Of the nine lawmakers present at the hearing, some, including Sen. Tom Brewer of Gordon, expressed curiosity about the crop and its potential applications. Others, such as Sen. Jane Raybould of Lincoln, advocated for it, enumerating its many potential applications.

raybould 200x300 - State lawmakers deliberate bill that would loosen restrictions on hemp production
Nebraska Sen. Jane Raybould of Lincoln. Photo by Craig Chandler/University Communications.

“Hemp is used in so many products, from shampoos to hand lotions … clothing and other soaps, you name it, it can be used in a tremendous amount of products which every grocery store sells,” Raybould said.

The versatility of the crop was a point of emphasis for many proponents. Andrew Bish of Giltner, brother of Jacob and chief operating officer of Bish Enterprises, an agricultural equipment and R&D company, made the case to allow for hemp-derived feed for “non-consumption” animals. He said it would provide numerous health benefits for the animals and noted that hemp food products are already legal for human consumption.

He also said that hemp fiber-infused concrete can provide 15% more strength than regular concrete at half the weight.

“The product works within the existing infrastructure, so that’s a very exciting advent and should give Nebraska farmers some additional opportunities,” he said.

Bill Hawkins, another proponent and a self-proclaimed organic farmer and herbalist, showed up in a hemp-woven suit to make his case for the product’s versatility. He was also one of a handful of supporters who put a spotlight on Nebraska’s legal marijuana derivatives industry, which he said sprang off from the hemp industry after the 2018 Farm Bill’s passage.

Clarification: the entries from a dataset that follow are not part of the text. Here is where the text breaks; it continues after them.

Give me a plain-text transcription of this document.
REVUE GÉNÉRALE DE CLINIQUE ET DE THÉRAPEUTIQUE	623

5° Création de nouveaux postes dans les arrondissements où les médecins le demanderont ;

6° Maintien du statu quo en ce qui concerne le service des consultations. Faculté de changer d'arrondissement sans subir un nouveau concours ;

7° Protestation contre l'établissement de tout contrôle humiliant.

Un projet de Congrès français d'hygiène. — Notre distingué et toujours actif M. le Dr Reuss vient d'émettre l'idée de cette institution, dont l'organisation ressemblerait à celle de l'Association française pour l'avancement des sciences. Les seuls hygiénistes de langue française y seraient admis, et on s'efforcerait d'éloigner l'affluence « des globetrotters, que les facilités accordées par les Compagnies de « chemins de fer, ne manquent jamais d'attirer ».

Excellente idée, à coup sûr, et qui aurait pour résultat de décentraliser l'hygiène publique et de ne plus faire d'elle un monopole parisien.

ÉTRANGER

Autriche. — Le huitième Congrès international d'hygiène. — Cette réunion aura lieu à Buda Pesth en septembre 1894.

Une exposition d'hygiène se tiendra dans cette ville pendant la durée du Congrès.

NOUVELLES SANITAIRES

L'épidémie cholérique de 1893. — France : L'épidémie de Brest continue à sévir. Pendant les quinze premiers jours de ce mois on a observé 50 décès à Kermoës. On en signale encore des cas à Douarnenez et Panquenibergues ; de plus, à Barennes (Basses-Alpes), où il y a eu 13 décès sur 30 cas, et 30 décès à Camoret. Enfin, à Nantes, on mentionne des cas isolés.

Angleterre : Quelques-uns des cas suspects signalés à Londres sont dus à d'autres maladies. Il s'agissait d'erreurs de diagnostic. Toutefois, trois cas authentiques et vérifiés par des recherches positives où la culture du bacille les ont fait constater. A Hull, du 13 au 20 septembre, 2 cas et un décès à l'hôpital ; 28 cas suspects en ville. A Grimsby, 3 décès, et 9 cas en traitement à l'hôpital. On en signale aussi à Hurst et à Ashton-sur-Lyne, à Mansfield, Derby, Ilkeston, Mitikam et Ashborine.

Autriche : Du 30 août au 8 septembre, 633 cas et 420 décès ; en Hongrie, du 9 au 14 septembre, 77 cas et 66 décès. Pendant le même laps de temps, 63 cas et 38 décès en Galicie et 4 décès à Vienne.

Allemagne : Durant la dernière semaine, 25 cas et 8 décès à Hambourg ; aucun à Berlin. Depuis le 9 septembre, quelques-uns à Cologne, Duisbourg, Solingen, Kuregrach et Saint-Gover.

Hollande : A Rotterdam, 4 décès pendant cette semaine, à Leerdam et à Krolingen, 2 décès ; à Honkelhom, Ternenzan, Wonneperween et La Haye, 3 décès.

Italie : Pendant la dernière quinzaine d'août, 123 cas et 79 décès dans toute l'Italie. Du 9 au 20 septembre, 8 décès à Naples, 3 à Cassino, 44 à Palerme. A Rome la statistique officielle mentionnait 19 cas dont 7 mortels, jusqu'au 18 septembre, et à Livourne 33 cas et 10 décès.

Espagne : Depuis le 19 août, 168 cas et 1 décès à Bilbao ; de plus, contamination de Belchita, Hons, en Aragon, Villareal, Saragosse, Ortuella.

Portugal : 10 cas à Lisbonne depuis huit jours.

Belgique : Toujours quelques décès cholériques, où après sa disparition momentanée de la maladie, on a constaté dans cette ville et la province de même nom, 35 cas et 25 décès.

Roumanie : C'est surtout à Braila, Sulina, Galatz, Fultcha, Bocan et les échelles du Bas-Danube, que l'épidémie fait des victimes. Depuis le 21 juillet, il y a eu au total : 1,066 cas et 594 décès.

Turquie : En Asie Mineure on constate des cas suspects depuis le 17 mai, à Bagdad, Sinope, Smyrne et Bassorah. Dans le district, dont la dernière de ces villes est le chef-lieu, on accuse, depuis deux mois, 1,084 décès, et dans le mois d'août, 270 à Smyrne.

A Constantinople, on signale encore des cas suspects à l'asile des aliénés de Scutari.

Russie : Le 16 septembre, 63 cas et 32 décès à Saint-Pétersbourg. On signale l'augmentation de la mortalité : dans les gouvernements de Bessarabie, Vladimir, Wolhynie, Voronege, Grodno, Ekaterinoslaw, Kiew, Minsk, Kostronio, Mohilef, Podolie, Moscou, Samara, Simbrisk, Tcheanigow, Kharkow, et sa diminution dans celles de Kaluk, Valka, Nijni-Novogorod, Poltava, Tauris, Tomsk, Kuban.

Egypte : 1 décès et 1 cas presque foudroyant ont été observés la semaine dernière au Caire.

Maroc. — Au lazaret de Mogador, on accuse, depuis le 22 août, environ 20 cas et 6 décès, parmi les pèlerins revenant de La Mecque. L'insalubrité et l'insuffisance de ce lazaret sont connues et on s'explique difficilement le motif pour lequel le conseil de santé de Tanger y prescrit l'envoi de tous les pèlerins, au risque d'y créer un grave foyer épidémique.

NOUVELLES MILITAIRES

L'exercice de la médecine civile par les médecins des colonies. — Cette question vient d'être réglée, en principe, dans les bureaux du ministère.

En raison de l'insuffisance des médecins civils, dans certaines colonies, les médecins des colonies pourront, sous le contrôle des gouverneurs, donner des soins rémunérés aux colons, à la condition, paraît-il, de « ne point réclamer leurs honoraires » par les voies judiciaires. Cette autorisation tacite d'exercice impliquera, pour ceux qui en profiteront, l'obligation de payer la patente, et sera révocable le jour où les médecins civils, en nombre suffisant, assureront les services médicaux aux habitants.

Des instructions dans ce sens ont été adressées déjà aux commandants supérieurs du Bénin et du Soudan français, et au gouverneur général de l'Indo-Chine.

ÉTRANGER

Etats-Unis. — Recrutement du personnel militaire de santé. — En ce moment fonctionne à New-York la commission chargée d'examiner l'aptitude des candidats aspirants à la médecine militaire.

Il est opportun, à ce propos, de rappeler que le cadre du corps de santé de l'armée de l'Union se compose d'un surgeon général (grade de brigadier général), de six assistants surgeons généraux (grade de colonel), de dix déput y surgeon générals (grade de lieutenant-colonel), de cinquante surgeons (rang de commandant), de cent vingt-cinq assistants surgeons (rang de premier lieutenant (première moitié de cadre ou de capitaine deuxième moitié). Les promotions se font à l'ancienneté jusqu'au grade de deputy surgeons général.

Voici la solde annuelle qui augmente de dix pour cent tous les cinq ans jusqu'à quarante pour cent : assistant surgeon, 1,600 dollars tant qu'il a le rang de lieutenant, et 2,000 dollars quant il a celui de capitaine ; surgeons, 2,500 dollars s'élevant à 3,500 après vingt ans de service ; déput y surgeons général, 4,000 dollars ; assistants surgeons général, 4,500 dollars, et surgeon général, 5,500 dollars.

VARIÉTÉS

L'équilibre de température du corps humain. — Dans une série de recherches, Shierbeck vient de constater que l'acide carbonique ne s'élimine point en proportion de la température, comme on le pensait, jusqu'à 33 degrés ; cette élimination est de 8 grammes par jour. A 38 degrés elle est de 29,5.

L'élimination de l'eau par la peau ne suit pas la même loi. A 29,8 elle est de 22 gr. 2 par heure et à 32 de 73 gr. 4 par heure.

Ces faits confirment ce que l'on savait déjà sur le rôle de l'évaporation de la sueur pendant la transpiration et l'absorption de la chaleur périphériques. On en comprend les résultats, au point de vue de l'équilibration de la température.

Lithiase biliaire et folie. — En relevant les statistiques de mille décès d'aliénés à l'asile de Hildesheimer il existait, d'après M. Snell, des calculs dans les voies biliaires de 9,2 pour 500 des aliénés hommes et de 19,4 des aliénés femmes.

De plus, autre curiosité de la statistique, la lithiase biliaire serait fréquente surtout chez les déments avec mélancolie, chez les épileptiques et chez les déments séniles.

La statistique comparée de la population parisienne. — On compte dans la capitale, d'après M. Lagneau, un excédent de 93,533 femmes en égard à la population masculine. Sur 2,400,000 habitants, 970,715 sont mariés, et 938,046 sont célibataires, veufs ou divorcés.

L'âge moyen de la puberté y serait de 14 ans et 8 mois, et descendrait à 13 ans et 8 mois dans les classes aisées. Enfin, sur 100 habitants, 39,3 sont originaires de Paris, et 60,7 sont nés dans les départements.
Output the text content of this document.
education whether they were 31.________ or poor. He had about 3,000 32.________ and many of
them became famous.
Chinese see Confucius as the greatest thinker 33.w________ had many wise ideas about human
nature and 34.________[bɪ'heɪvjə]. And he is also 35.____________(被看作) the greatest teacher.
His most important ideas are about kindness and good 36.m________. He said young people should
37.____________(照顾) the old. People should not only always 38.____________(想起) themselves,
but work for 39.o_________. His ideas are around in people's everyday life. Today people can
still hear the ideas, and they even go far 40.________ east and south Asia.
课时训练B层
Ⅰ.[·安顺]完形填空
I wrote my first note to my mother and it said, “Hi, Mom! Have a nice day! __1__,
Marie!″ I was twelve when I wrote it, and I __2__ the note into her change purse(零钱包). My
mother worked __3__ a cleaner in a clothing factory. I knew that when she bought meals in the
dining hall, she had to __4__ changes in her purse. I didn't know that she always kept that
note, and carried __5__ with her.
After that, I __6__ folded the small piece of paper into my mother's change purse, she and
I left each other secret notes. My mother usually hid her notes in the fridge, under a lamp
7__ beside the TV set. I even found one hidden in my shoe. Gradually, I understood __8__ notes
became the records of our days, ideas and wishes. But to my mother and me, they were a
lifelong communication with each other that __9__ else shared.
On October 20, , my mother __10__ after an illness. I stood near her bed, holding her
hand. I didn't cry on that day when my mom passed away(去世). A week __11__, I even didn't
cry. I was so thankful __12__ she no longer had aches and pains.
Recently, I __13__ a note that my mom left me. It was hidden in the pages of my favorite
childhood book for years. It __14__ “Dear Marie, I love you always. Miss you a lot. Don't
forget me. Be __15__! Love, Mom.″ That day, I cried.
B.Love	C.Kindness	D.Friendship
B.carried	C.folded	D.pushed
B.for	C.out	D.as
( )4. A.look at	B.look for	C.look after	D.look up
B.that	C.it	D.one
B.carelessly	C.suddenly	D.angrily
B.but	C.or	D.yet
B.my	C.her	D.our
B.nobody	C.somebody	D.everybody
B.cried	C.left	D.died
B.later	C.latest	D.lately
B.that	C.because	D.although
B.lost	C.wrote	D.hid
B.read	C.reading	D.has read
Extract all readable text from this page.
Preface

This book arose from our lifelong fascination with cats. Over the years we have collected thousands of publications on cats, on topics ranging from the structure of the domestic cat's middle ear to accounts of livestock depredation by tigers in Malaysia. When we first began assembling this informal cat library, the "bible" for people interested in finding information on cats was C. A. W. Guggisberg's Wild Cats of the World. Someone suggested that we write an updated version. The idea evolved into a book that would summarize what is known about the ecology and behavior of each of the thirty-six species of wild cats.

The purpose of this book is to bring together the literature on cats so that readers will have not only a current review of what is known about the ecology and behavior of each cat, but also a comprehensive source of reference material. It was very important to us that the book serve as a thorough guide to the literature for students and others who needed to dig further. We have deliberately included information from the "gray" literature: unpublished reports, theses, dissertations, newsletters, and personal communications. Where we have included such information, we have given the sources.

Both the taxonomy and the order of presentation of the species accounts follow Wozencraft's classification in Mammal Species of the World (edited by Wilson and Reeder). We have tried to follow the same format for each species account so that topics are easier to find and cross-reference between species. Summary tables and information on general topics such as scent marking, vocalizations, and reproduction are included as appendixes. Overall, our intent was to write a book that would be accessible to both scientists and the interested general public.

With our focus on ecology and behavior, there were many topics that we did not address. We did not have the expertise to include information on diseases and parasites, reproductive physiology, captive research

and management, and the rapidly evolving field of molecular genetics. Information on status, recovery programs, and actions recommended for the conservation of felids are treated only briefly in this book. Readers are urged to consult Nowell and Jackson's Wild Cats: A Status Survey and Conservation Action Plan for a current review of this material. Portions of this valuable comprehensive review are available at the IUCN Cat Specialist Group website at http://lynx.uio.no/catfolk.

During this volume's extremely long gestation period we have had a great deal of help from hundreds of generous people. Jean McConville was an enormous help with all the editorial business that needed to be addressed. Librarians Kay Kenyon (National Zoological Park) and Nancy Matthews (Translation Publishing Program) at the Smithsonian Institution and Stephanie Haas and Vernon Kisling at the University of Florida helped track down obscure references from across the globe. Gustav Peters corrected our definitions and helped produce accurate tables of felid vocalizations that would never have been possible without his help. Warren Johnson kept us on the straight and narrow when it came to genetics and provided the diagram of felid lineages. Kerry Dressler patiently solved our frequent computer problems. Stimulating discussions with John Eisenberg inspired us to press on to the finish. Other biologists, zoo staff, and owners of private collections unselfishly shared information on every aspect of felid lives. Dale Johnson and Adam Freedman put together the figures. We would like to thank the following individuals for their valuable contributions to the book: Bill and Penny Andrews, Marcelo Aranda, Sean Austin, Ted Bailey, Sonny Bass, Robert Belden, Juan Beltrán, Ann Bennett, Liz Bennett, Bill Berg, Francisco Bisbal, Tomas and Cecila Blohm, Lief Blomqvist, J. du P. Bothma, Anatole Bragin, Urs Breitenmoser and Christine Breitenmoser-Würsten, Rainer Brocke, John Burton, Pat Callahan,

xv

He argued those products should be a greater concern to the state, which have an average THC potency on par with actual marijuana.

“We have a proliferation of stores selling low-potency weed right now,” Hawkins said, adding that he sees many hemp-derived THC products, like THCO and THCP, being created with “spray-on additives” as a major issue.

Hawkins called for more stringent transparency regulations surrounding such products by subjecting them to the Nebraska Pure Food Act, a 1901 bill that established standards for food purity, labeling and inspection.

Other barriers to entry for hemp growing in the state are much more concrete. According to Trevor Johnson, the hemp program manager for the state Department of Agriculture who spoke at the hearing in a neutral capacity, prospective growers must submit a $150 application fee in addition to $600 per cultivation site, as well as $300 per-inspection and $60 per-sample fees. The bill would allow for changes to be made to such fees, although no strict provisions surrounding them are included.

Jeanne Greisen, a Lincoln pharmacist who sells hemp products at her store, said her own crop of hemp that she just began growing last year is usually subject to five tests “from seed to shelf,” which she described as a steep learning curve. 

“Do we charge corn and bean farmers $1,000 just to put their crop in the ground? I don’t think so,” Greisen said.

She wasn’t alone. John Hansen, the president of the Nebraska Farmers Union since 1989, said the bill has the union’s full support.

“We are a long supporter of trying to get this additional new crop up and running in profitable fashion,” Hansen said, adding that they especially support the bill’s alignment with federal standards. “We look at the intent of this bill … and we see absolutely no reason why we shouldn’t.”